For the first 8 months of FY22 ending Nov-21, the fiscal deficit stood at 46.2% of full year target against 36.3% at the end of Oct-21. This is a sharp departure from FY21, when central government had scaled 135.1% of full year fiscal deficit target by Nov-20.
However, this huge disparity can be attributed to late tweaks in fiscal deficits announced in the Feb-21 Union Budget. The original fiscal deficit estimate for FY21 was only 3.5% of GDP under the FRBM Act. However, due to the fiscal pressures created by COVID-19, the fiscal deficit target was revised to 9.5% for FY21. The government closed FY21 with fiscal deficit of just 9.3% of GDP by postponing government outlays in late FY21.
For FY22, the fiscal deficit was originally estimated at 6.9% of GDP and revised to 6.8% on account of higher GDP. However, at current run-rate, India may end FY22 with fiscal deficit of 6.5% or 6.6% of GDP. One thing is that the post-COVID recovery appears to be credible now, with revenues improving substantially while spending pressures are much lower.

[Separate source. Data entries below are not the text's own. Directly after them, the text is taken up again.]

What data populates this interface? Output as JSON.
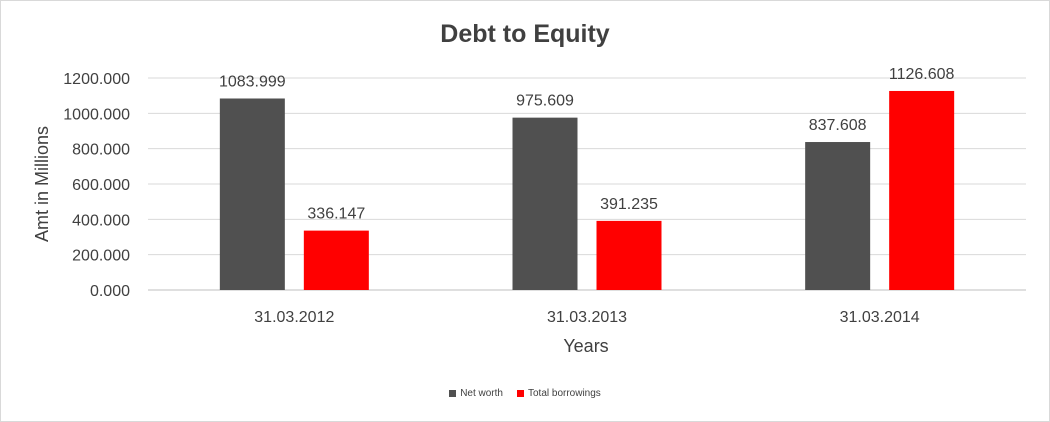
{
  "chart_data": {
    "type": "bar",
    "title": "Debt to Equity",
    "xlabel": "Years",
    "ylabel": "Amt in Millions",
    "categories": [
      "31.03.2012",
      "31.03.2013",
      "31.03.2014"
    ],
    "series": [
      {
        "name": "Net worth",
        "color": "#505050",
        "values": [
          1083.999,
          975.609,
          837.608
        ],
        "labels": [
          "1083.999",
          "975.609",
          "837.608"
        ]
      },
      {
        "name": "Total borrowings",
        "color": "#ff0000",
        "values": [
          336.147,
          391.235,
          1126.608
        ],
        "labels": [
          "336.147",
          "391.235",
          "1126.608"
        ]
      }
    ],
    "ylim": [
      0,
      1200
    ],
    "yticks": [
      0,
      200,
      400,
      600,
      800,
      1000,
      1200
    ],
    "ytick_labels": [
      "0.000",
      "200.000",
      "400.000",
      "600.000",
      "800.000",
      "1000.000",
      "1200.000"
    ],
    "grid": true,
    "legend_position": "bottom"
  }
}
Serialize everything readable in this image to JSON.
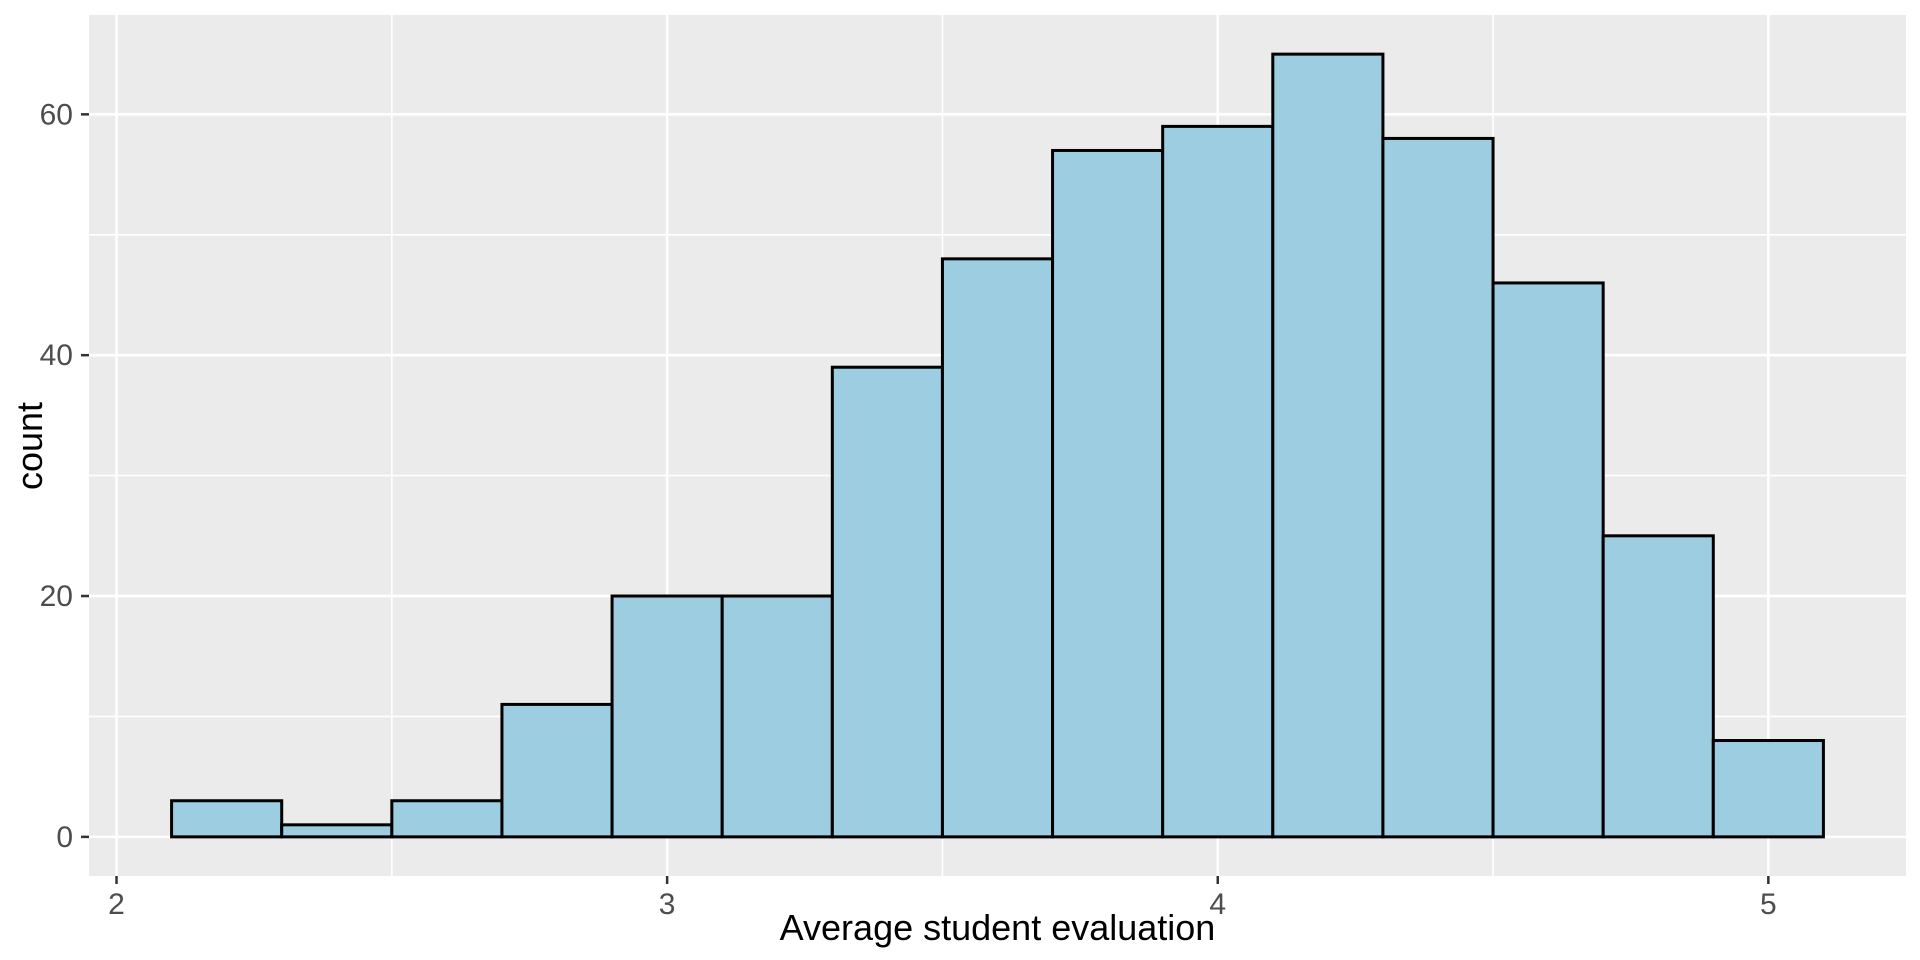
{
  "chart_data": {
    "type": "bar",
    "subtype": "histogram",
    "title": "",
    "xlabel": "Average student evaluation",
    "ylabel": "count",
    "bin_start": 2.1,
    "bin_width": 0.2,
    "bin_edges": [
      2.1,
      2.3,
      2.5,
      2.7,
      2.9,
      3.1,
      3.3,
      3.5,
      3.7,
      3.9,
      4.1,
      4.3,
      4.5,
      4.7,
      4.9,
      5.1
    ],
    "counts": [
      3,
      1,
      3,
      11,
      20,
      20,
      39,
      48,
      57,
      59,
      65,
      58,
      46,
      25,
      8
    ],
    "x_major_ticks": [
      2,
      3,
      4,
      5
    ],
    "x_tick_labels": [
      "2",
      "3",
      "4",
      "5"
    ],
    "x_minor_ticks": [
      2.5,
      3.5,
      4.5
    ],
    "y_major_ticks": [
      0,
      20,
      40,
      60
    ],
    "y_tick_labels": [
      "0",
      "20",
      "40",
      "60"
    ],
    "y_minor_ticks": [
      10,
      30,
      50
    ],
    "xlim": [
      1.95,
      5.25
    ],
    "ylim": [
      -3.25,
      68.25
    ],
    "grid": "on",
    "legend": "none",
    "colors": {
      "bar_fill": "#9DCDE0",
      "bar_stroke": "#000000",
      "panel_background": "#EBEBEB",
      "gridline": "#FFFFFF",
      "tick_mark": "#333333",
      "tick_label": "#4D4D4D",
      "axis_title": "#000000"
    }
  }
}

Fiscal deficit trajectory for Apr-Nov FY22
The Controller General of Accounts (CGA) normally publishes the fiscal deficit data with a lag of 1 month i.e. the fiscal deficit data up to Nov-21 is published on the last day of Dec-21. For the first 8 months of FY22, fiscal deficit in absolute terms stood at Rs695,614cr, which is 46.2% of the budget estimate of Rs15,06,812cr. The cumulative fiscal deficit as share of full fiscal year target stood at 35% as of Sep-21 and 36.3% as of Oct-21. Clearly, there is a 1000 basis points additional utilization of fiscal deficit room in Nov-21
For FY22, the budget estimate of fiscal deficit is Rs15,06,812cr, which is 6.8% of GDP for the year. That means; for the remaining 4 months, the government has a fiscal deficit leeway to the tune of Rs811,198cr. The government is most likely to use the fiscal deficit leeway prudently to keep a back-up buffer in case the Omicron situation worsens.

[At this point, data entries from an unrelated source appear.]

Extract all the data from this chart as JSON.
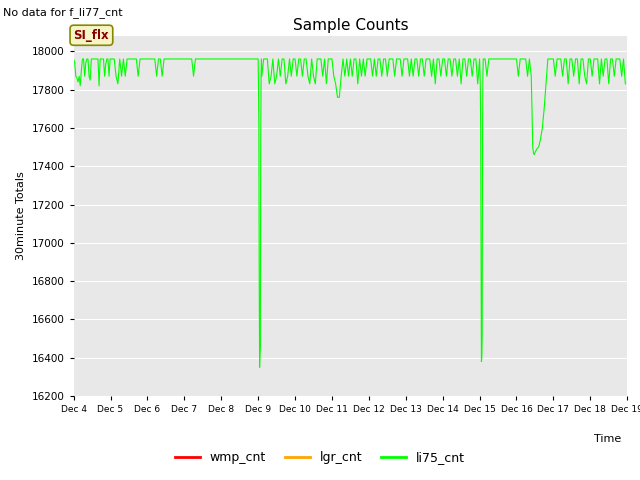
{
  "title": "Sample Counts",
  "top_left_text": "No data for f_li77_cnt",
  "ylabel": "30minute Totals",
  "xlabel": "Time",
  "annotation_text": "SI_flx",
  "ylim": [
    16200,
    18080
  ],
  "yticks": [
    16200,
    16400,
    16600,
    16800,
    17000,
    17200,
    17400,
    17600,
    17800,
    18000
  ],
  "legend_entries": [
    "wmp_cnt",
    "lgr_cnt",
    "li75_cnt"
  ],
  "legend_colors": [
    "#ff0000",
    "#ffa500",
    "#00cc00"
  ],
  "fig_bg_color": "#ffffff",
  "plot_bg_color": "#e8e8e8",
  "li75_color": "#00ff00",
  "wmp_color": "#ff0000",
  "lgr_color": "#ffa500",
  "grid_color": "#ffffff",
  "x_tick_labels": [
    "Dec 4",
    "Dec 5",
    "Dec 6",
    "Dec 7",
    "Dec 8",
    "Dec 9",
    "Dec 10",
    "Dec 11",
    "Dec 12",
    "Dec 13",
    "Dec 14",
    "Dec 15",
    "Dec 16",
    "Dec 17",
    "Dec 18",
    "Dec 19"
  ],
  "li75_data": [
    [
      4.0,
      17960
    ],
    [
      4.03,
      17940
    ],
    [
      4.06,
      17870
    ],
    [
      4.09,
      17860
    ],
    [
      4.12,
      17840
    ],
    [
      4.15,
      17870
    ],
    [
      4.18,
      17820
    ],
    [
      4.21,
      17900
    ],
    [
      4.24,
      17960
    ],
    [
      4.27,
      17960
    ],
    [
      4.3,
      17870
    ],
    [
      4.33,
      17940
    ],
    [
      4.36,
      17960
    ],
    [
      4.39,
      17960
    ],
    [
      4.42,
      17870
    ],
    [
      4.45,
      17850
    ],
    [
      4.48,
      17960
    ],
    [
      4.51,
      17960
    ],
    [
      4.54,
      17960
    ],
    [
      4.57,
      17960
    ],
    [
      4.6,
      17960
    ],
    [
      4.63,
      17960
    ],
    [
      4.66,
      17960
    ],
    [
      4.69,
      17820
    ],
    [
      4.72,
      17960
    ],
    [
      4.75,
      17960
    ],
    [
      4.78,
      17960
    ],
    [
      4.81,
      17960
    ],
    [
      4.84,
      17870
    ],
    [
      4.87,
      17930
    ],
    [
      4.9,
      17960
    ],
    [
      4.93,
      17960
    ],
    [
      4.96,
      17870
    ],
    [
      4.99,
      17960
    ],
    [
      5.0,
      17960
    ],
    [
      5.05,
      17960
    ],
    [
      5.1,
      17960
    ],
    [
      5.15,
      17870
    ],
    [
      5.2,
      17830
    ],
    [
      5.25,
      17960
    ],
    [
      5.3,
      17870
    ],
    [
      5.35,
      17960
    ],
    [
      5.4,
      17870
    ],
    [
      5.45,
      17960
    ],
    [
      5.5,
      17960
    ],
    [
      5.55,
      17960
    ],
    [
      5.6,
      17960
    ],
    [
      5.65,
      17960
    ],
    [
      5.7,
      17960
    ],
    [
      5.75,
      17870
    ],
    [
      5.8,
      17960
    ],
    [
      5.85,
      17960
    ],
    [
      5.9,
      17960
    ],
    [
      5.95,
      17960
    ],
    [
      6.0,
      17960
    ],
    [
      6.05,
      17960
    ],
    [
      6.1,
      17960
    ],
    [
      6.15,
      17960
    ],
    [
      6.2,
      17960
    ],
    [
      6.25,
      17870
    ],
    [
      6.3,
      17960
    ],
    [
      6.35,
      17960
    ],
    [
      6.4,
      17870
    ],
    [
      6.45,
      17960
    ],
    [
      6.5,
      17960
    ],
    [
      6.55,
      17960
    ],
    [
      6.6,
      17960
    ],
    [
      6.65,
      17960
    ],
    [
      6.7,
      17960
    ],
    [
      6.75,
      17960
    ],
    [
      6.8,
      17960
    ],
    [
      6.85,
      17960
    ],
    [
      6.9,
      17960
    ],
    [
      6.95,
      17960
    ],
    [
      7.0,
      17960
    ],
    [
      7.05,
      17960
    ],
    [
      7.1,
      17960
    ],
    [
      7.15,
      17960
    ],
    [
      7.2,
      17960
    ],
    [
      7.25,
      17870
    ],
    [
      7.3,
      17960
    ],
    [
      7.35,
      17960
    ],
    [
      7.4,
      17960
    ],
    [
      7.45,
      17960
    ],
    [
      7.5,
      17960
    ],
    [
      7.55,
      17960
    ],
    [
      7.6,
      17960
    ],
    [
      7.65,
      17960
    ],
    [
      7.7,
      17960
    ],
    [
      7.75,
      17960
    ],
    [
      7.8,
      17960
    ],
    [
      7.85,
      17960
    ],
    [
      7.9,
      17960
    ],
    [
      7.95,
      17960
    ],
    [
      8.0,
      17960
    ],
    [
      8.05,
      17960
    ],
    [
      8.1,
      17960
    ],
    [
      8.15,
      17960
    ],
    [
      8.2,
      17960
    ],
    [
      8.25,
      17960
    ],
    [
      8.3,
      17960
    ],
    [
      8.35,
      17960
    ],
    [
      8.4,
      17960
    ],
    [
      8.45,
      17960
    ],
    [
      8.5,
      17960
    ],
    [
      8.55,
      17960
    ],
    [
      8.6,
      17960
    ],
    [
      8.65,
      17960
    ],
    [
      8.7,
      17960
    ],
    [
      8.75,
      17960
    ],
    [
      8.8,
      17960
    ],
    [
      8.85,
      17960
    ],
    [
      8.9,
      17960
    ],
    [
      8.95,
      17960
    ],
    [
      9.0,
      17960
    ],
    [
      9.01,
      17820
    ],
    [
      9.02,
      17600
    ],
    [
      9.03,
      16800
    ],
    [
      9.04,
      16350
    ],
    [
      9.05,
      16420
    ],
    [
      9.06,
      16460
    ],
    [
      9.07,
      17500
    ],
    [
      9.08,
      17870
    ],
    [
      9.09,
      17960
    ],
    [
      9.1,
      17870
    ],
    [
      9.15,
      17960
    ],
    [
      9.2,
      17960
    ],
    [
      9.25,
      17960
    ],
    [
      9.3,
      17830
    ],
    [
      9.35,
      17870
    ],
    [
      9.4,
      17960
    ],
    [
      9.45,
      17830
    ],
    [
      9.5,
      17870
    ],
    [
      9.55,
      17960
    ],
    [
      9.6,
      17870
    ],
    [
      9.65,
      17960
    ],
    [
      9.7,
      17960
    ],
    [
      9.75,
      17830
    ],
    [
      9.8,
      17870
    ],
    [
      9.85,
      17960
    ],
    [
      9.9,
      17870
    ],
    [
      9.95,
      17960
    ],
    [
      10.0,
      17960
    ],
    [
      10.05,
      17870
    ],
    [
      10.1,
      17960
    ],
    [
      10.15,
      17960
    ],
    [
      10.2,
      17870
    ],
    [
      10.25,
      17960
    ],
    [
      10.3,
      17960
    ],
    [
      10.35,
      17870
    ],
    [
      10.4,
      17830
    ],
    [
      10.45,
      17960
    ],
    [
      10.5,
      17870
    ],
    [
      10.55,
      17830
    ],
    [
      10.6,
      17960
    ],
    [
      10.65,
      17960
    ],
    [
      10.7,
      17960
    ],
    [
      10.75,
      17870
    ],
    [
      10.8,
      17960
    ],
    [
      10.85,
      17830
    ],
    [
      10.9,
      17960
    ],
    [
      10.95,
      17960
    ],
    [
      11.0,
      17960
    ],
    [
      11.05,
      17870
    ],
    [
      11.1,
      17830
    ],
    [
      11.15,
      17760
    ],
    [
      11.2,
      17760
    ],
    [
      11.25,
      17870
    ],
    [
      11.3,
      17960
    ],
    [
      11.35,
      17870
    ],
    [
      11.4,
      17960
    ],
    [
      11.45,
      17870
    ],
    [
      11.5,
      17960
    ],
    [
      11.55,
      17870
    ],
    [
      11.6,
      17960
    ],
    [
      11.65,
      17960
    ],
    [
      11.7,
      17830
    ],
    [
      11.75,
      17960
    ],
    [
      11.8,
      17870
    ],
    [
      11.85,
      17960
    ],
    [
      11.9,
      17870
    ],
    [
      11.95,
      17960
    ],
    [
      12.0,
      17960
    ],
    [
      12.05,
      17960
    ],
    [
      12.1,
      17870
    ],
    [
      12.15,
      17960
    ],
    [
      12.2,
      17870
    ],
    [
      12.25,
      17960
    ],
    [
      12.3,
      17960
    ],
    [
      12.35,
      17870
    ],
    [
      12.4,
      17960
    ],
    [
      12.45,
      17960
    ],
    [
      12.5,
      17870
    ],
    [
      12.55,
      17960
    ],
    [
      12.6,
      17960
    ],
    [
      12.65,
      17960
    ],
    [
      12.7,
      17870
    ],
    [
      12.75,
      17960
    ],
    [
      12.8,
      17960
    ],
    [
      12.85,
      17960
    ],
    [
      12.9,
      17870
    ],
    [
      12.95,
      17960
    ],
    [
      13.0,
      17960
    ],
    [
      13.05,
      17960
    ],
    [
      13.1,
      17870
    ],
    [
      13.15,
      17960
    ],
    [
      13.2,
      17870
    ],
    [
      13.25,
      17960
    ],
    [
      13.3,
      17960
    ],
    [
      13.35,
      17870
    ],
    [
      13.4,
      17960
    ],
    [
      13.45,
      17960
    ],
    [
      13.5,
      17870
    ],
    [
      13.55,
      17960
    ],
    [
      13.6,
      17960
    ],
    [
      13.65,
      17960
    ],
    [
      13.7,
      17870
    ],
    [
      13.75,
      17960
    ],
    [
      13.8,
      17830
    ],
    [
      13.85,
      17960
    ],
    [
      13.9,
      17960
    ],
    [
      13.95,
      17870
    ],
    [
      14.0,
      17960
    ],
    [
      14.05,
      17960
    ],
    [
      14.1,
      17870
    ],
    [
      14.15,
      17960
    ],
    [
      14.2,
      17960
    ],
    [
      14.25,
      17870
    ],
    [
      14.3,
      17960
    ],
    [
      14.35,
      17960
    ],
    [
      14.4,
      17870
    ],
    [
      14.45,
      17960
    ],
    [
      14.5,
      17830
    ],
    [
      14.55,
      17960
    ],
    [
      14.6,
      17960
    ],
    [
      14.65,
      17870
    ],
    [
      14.7,
      17960
    ],
    [
      14.75,
      17960
    ],
    [
      14.8,
      17870
    ],
    [
      14.85,
      17960
    ],
    [
      14.9,
      17960
    ],
    [
      14.95,
      17830
    ],
    [
      15.0,
      17960
    ],
    [
      15.01,
      17900
    ],
    [
      15.02,
      17820
    ],
    [
      15.03,
      17600
    ],
    [
      15.04,
      16900
    ],
    [
      15.05,
      16380
    ],
    [
      15.06,
      16400
    ],
    [
      15.07,
      16500
    ],
    [
      15.08,
      17500
    ],
    [
      15.09,
      17870
    ],
    [
      15.1,
      17960
    ],
    [
      15.15,
      17960
    ],
    [
      15.2,
      17870
    ],
    [
      15.25,
      17960
    ],
    [
      15.3,
      17960
    ],
    [
      15.35,
      17960
    ],
    [
      15.4,
      17960
    ],
    [
      15.45,
      17960
    ],
    [
      15.5,
      17960
    ],
    [
      15.55,
      17960
    ],
    [
      15.6,
      17960
    ],
    [
      15.65,
      17960
    ],
    [
      15.7,
      17960
    ],
    [
      15.75,
      17960
    ],
    [
      15.8,
      17960
    ],
    [
      15.85,
      17960
    ],
    [
      15.9,
      17960
    ],
    [
      15.95,
      17960
    ],
    [
      16.0,
      17960
    ],
    [
      16.05,
      17870
    ],
    [
      16.1,
      17960
    ],
    [
      16.15,
      17960
    ],
    [
      16.2,
      17960
    ],
    [
      16.25,
      17960
    ],
    [
      16.3,
      17870
    ],
    [
      16.35,
      17960
    ],
    [
      16.4,
      17870
    ],
    [
      16.42,
      17700
    ],
    [
      16.44,
      17500
    ],
    [
      16.46,
      17470
    ],
    [
      16.48,
      17460
    ],
    [
      16.5,
      17470
    ],
    [
      16.55,
      17490
    ],
    [
      16.6,
      17500
    ],
    [
      16.65,
      17540
    ],
    [
      16.7,
      17600
    ],
    [
      16.75,
      17700
    ],
    [
      16.8,
      17830
    ],
    [
      16.85,
      17960
    ],
    [
      16.9,
      17960
    ],
    [
      16.95,
      17960
    ],
    [
      17.0,
      17960
    ],
    [
      17.05,
      17870
    ],
    [
      17.1,
      17960
    ],
    [
      17.15,
      17960
    ],
    [
      17.2,
      17960
    ],
    [
      17.25,
      17870
    ],
    [
      17.3,
      17960
    ],
    [
      17.35,
      17960
    ],
    [
      17.4,
      17830
    ],
    [
      17.45,
      17960
    ],
    [
      17.5,
      17960
    ],
    [
      17.55,
      17870
    ],
    [
      17.6,
      17960
    ],
    [
      17.65,
      17960
    ],
    [
      17.7,
      17830
    ],
    [
      17.75,
      17960
    ],
    [
      17.8,
      17960
    ],
    [
      17.85,
      17870
    ],
    [
      17.9,
      17830
    ],
    [
      17.95,
      17960
    ],
    [
      18.0,
      17960
    ],
    [
      18.05,
      17870
    ],
    [
      18.1,
      17960
    ],
    [
      18.15,
      17960
    ],
    [
      18.2,
      17960
    ],
    [
      18.25,
      17830
    ],
    [
      18.3,
      17960
    ],
    [
      18.35,
      17870
    ],
    [
      18.4,
      17960
    ],
    [
      18.45,
      17960
    ],
    [
      18.5,
      17830
    ],
    [
      18.55,
      17960
    ],
    [
      18.6,
      17960
    ],
    [
      18.65,
      17870
    ],
    [
      18.7,
      17960
    ],
    [
      18.75,
      17960
    ],
    [
      18.8,
      17960
    ],
    [
      18.85,
      17870
    ],
    [
      18.9,
      17960
    ],
    [
      18.95,
      17830
    ]
  ]
}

How government revenues and expenses panned out in Apr-Nov period
Total receipts up to Nov-21 were to the tune of Rs13.79 trillion, which is already 69.8% of the full year estimated receipts. There has been a consistent build-up in revenues each month helped by direct and indirect tax collections. If you compare with the first 8 months of last year, the actual receipts this year are nearly 65.97% higher.
The FY22 total receipts of Rs13.79 trillion comprised of Rs11.35 trillion by way of taxes and Rs2.23 trillion by way of non-tax revenues. These non-tax revenues were largely accounted for by the Rs102,000cr dividend paid by RBI to the government.
For the period ended Nov-21, the total expenditure (revenue plus capital spending) stood at Rs20.75 trillion or 59.6% of the full year expenditure target for financial year 2021-22. This includes Rs18.01 trillion of revenues expenditure and Rs2.74 trillion of capital expenditure. The biggest components of spending in the first 8 months of FY22 were defence services, crop subsidies, fertilizer subsidies and food subsidies.
Dissecting fiscal deficit for Apr-Nov FY22
Here are some key points to keep a tab on.
a) The net tax revenues of Rs11.35 trillion included gross tax collections of Rs15.42 trillion with Rs4.07 trillion representing devolution of taxes to states and union territories.
b) The non-tax revenues of Rs2.23 trillion consists of interest, dividend and other fiscal and economic services, predominated by Rs1.02 trillion RBI dividend.
c) The budgeted interest payment for the full year is Rs8.10 trillion of which Rs4.60 trillion was paid till the end of Nov-21.
d) Revenue deficit up to Sep-21 stood at 38.8% of full year budget. Revenue deficit as a share of fiscal deficit had progressively reduced from 67% in Aug-21 to 57% in Oct-21. However, Nov-21 saw a spike in this ratio back to 63.64% levels.
e) The primary deficit till Nov-21 was 33.8% of full-year budget estimates. Primary deficit is fiscal deficit excluding interest payments.
Target for FY23 should be to prune fiscal deficit
With revenues buoyant and COVID spending sharply lower, the challenge is to bring fiscal deficit ratio under control. The government, in its Feb-21 Union Budget had spoken about reducing the fiscal deficit to around 4.5% by 2026. While that may look good on paper, it is unlikely to be value accretive for the Indian economy.
Even if India ends up with lower fiscal deficit of 6.5% in FY22, it is hardly a comfortable scenario. It is time for the government to set a timeline for cutting the fiscal deficit to 3.5% over the next 2 years, and such a statement would give a lot of confidence to markets.
Current fiscal deficit levels are too high by peer-group rating bracket and could impact sovereign ratings. The bond coupons that the government wants to pay is out of sync with the market reality and that is leading to devolvement. It is time to get pragmatic and make lower fiscal deficit a top priority.